Figure 4a: Data uncertainty in pink and model uncertainty in green when trained on a few data examples (magenta points).
Figure 4b: Data uncertainty in pink and model uncertainty in green when trained on many data examples (magenta points).

Figures 4a and and 4b above illustrate how as the BNN is given more examples to train on, the uncertainty decreases. These figures also touch on something that I will expand on in the next blog article in this series. That is, with BNNs, the total uncertainty can be deconstructed into two components: data uncertainty (risk) and model uncertainty.

Risk-management: an application of uncertainty

Many applications become available when we have good estimates of uncertainty (both about the model and data). Here, I’ll introduce one such application, which should be enough to get you started.

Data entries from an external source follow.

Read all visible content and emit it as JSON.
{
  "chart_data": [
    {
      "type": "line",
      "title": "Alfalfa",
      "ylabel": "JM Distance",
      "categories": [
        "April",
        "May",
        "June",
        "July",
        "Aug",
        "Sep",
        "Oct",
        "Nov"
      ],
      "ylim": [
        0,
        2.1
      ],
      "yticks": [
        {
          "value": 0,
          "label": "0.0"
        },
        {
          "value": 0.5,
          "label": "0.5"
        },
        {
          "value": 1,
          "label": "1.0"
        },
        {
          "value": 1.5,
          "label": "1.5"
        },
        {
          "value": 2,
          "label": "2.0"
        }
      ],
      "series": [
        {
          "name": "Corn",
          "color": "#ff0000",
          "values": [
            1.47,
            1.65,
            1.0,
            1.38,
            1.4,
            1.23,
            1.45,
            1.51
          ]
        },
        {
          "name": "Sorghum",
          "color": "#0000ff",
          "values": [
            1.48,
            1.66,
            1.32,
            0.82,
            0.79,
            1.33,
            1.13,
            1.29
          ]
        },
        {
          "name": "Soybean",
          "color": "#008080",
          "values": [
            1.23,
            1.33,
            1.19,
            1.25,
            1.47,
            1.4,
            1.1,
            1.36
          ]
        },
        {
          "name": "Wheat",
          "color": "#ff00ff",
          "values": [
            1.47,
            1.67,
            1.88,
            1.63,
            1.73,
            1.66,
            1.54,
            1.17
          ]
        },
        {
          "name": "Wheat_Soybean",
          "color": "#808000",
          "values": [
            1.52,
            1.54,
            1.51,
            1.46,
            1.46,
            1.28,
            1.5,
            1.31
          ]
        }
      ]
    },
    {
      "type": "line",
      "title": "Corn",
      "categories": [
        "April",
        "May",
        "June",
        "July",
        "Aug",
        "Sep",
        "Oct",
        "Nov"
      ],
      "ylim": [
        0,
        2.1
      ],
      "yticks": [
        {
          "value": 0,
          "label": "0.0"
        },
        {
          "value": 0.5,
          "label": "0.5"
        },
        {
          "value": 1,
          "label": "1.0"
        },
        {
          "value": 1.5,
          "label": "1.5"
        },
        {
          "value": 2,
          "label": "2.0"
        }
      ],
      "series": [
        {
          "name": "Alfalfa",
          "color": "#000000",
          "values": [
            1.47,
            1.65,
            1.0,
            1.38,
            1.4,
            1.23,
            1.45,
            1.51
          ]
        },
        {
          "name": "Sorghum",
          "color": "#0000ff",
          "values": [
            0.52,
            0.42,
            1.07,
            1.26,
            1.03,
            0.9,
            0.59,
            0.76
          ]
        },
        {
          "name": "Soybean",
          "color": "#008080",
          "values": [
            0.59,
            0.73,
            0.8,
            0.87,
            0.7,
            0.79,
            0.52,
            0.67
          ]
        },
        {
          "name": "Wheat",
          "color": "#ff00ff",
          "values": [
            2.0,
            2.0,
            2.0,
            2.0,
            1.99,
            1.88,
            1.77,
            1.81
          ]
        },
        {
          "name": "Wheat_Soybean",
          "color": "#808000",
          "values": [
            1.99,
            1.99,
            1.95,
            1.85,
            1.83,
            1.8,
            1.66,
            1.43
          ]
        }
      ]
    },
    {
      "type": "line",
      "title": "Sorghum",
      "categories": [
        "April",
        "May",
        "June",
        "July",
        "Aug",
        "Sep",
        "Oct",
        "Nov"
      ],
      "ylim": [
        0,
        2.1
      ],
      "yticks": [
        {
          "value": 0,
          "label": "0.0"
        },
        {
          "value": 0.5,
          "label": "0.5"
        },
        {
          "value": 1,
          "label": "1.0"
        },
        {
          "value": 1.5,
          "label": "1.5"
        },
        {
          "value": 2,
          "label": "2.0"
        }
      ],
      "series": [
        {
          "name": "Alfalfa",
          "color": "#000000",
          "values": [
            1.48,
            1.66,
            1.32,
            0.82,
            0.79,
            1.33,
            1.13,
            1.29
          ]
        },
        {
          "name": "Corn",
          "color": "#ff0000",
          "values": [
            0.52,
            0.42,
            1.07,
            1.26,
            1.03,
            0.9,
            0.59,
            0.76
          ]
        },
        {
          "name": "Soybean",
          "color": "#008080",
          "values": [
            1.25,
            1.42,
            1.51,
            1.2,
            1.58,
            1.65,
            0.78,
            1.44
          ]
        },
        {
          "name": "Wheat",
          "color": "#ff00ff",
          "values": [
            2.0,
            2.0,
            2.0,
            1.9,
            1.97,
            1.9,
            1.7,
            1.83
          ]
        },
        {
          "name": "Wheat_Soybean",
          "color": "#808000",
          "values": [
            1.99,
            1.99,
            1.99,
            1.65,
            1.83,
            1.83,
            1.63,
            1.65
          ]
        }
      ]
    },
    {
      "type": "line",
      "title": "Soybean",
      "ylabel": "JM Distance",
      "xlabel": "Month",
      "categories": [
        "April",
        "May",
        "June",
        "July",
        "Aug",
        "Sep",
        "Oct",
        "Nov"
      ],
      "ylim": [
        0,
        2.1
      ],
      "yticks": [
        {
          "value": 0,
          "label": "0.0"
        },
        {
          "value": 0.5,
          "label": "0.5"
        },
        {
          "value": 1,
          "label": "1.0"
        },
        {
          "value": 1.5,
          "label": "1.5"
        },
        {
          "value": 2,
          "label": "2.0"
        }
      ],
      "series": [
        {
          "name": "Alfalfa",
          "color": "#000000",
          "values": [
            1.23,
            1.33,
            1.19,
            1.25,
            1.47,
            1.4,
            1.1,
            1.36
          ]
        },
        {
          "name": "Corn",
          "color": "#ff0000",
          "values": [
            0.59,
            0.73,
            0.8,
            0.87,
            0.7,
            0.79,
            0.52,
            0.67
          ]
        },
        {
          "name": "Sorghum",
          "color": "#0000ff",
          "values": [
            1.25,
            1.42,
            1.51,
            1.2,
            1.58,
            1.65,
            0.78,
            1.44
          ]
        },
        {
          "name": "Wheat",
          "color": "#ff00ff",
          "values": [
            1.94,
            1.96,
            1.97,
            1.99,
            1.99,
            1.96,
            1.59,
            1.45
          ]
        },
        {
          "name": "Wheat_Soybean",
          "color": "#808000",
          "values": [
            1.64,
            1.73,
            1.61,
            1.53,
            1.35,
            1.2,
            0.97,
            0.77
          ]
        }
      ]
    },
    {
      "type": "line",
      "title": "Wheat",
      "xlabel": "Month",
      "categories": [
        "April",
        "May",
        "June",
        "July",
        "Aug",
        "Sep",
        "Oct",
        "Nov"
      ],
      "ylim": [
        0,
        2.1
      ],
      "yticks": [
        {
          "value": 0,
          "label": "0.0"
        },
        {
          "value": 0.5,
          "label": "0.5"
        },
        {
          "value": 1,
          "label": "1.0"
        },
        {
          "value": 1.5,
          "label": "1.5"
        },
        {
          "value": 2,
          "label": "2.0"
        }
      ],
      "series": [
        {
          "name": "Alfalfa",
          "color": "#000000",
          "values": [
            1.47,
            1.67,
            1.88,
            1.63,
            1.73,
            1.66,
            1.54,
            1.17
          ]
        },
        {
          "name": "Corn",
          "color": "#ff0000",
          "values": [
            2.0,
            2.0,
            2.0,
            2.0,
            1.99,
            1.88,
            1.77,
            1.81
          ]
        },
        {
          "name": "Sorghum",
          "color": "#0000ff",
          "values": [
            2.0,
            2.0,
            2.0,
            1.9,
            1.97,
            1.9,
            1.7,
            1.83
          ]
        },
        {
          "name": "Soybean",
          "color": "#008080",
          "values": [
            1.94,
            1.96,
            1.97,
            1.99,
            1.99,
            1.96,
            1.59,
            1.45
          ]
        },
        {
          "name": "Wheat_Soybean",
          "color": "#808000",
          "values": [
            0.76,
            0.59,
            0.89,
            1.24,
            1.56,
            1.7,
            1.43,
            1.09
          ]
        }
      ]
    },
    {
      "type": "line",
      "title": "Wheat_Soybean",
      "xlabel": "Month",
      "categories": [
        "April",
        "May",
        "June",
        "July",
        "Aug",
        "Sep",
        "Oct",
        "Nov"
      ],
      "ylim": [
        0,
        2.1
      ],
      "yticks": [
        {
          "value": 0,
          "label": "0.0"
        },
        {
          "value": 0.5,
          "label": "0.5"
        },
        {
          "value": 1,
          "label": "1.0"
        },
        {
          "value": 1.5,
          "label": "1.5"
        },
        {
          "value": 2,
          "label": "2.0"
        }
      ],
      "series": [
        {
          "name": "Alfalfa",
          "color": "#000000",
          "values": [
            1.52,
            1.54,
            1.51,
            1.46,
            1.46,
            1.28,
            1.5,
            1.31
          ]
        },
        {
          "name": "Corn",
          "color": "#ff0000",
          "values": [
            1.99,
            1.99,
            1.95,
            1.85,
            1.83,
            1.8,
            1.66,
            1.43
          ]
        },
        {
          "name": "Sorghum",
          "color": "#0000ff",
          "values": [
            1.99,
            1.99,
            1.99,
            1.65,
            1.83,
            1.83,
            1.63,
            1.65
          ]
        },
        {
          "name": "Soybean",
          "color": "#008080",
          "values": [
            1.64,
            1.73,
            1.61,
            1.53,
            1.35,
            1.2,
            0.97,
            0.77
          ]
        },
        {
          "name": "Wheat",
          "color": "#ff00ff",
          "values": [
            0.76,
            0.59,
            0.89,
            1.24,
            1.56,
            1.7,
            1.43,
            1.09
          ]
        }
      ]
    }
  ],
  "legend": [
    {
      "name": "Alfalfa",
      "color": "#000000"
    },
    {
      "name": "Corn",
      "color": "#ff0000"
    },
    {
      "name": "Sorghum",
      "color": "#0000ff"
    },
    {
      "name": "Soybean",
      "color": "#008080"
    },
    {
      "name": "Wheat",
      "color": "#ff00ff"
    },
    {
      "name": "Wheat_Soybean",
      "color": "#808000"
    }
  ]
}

Part 2 of this blog series will provide a much more comprehensive and technical explanation of the different kinds of uncertainties, in addition to example code that performs exactly what is demonstrated below.

Many tasks involve an amount of risk that needs to be managed, be it for safety, scientific integrity, or financial profit. To illustrate this, consider the case study depicted in Figure 5 below.

If a driverless vehicle made inference on an image (Figure 5a) to predict what object different segments of that image belonged to and falsely predicted portions of a path as belonging to a road (Figure 5c), the car may drive off the road and compromise safety. This action could be avoided by rejecting predictions that have uncertainties above some suitable threshold (Figure 5e). Thus, the model uncertainty can improve the predictive performance and safety of the AI in production.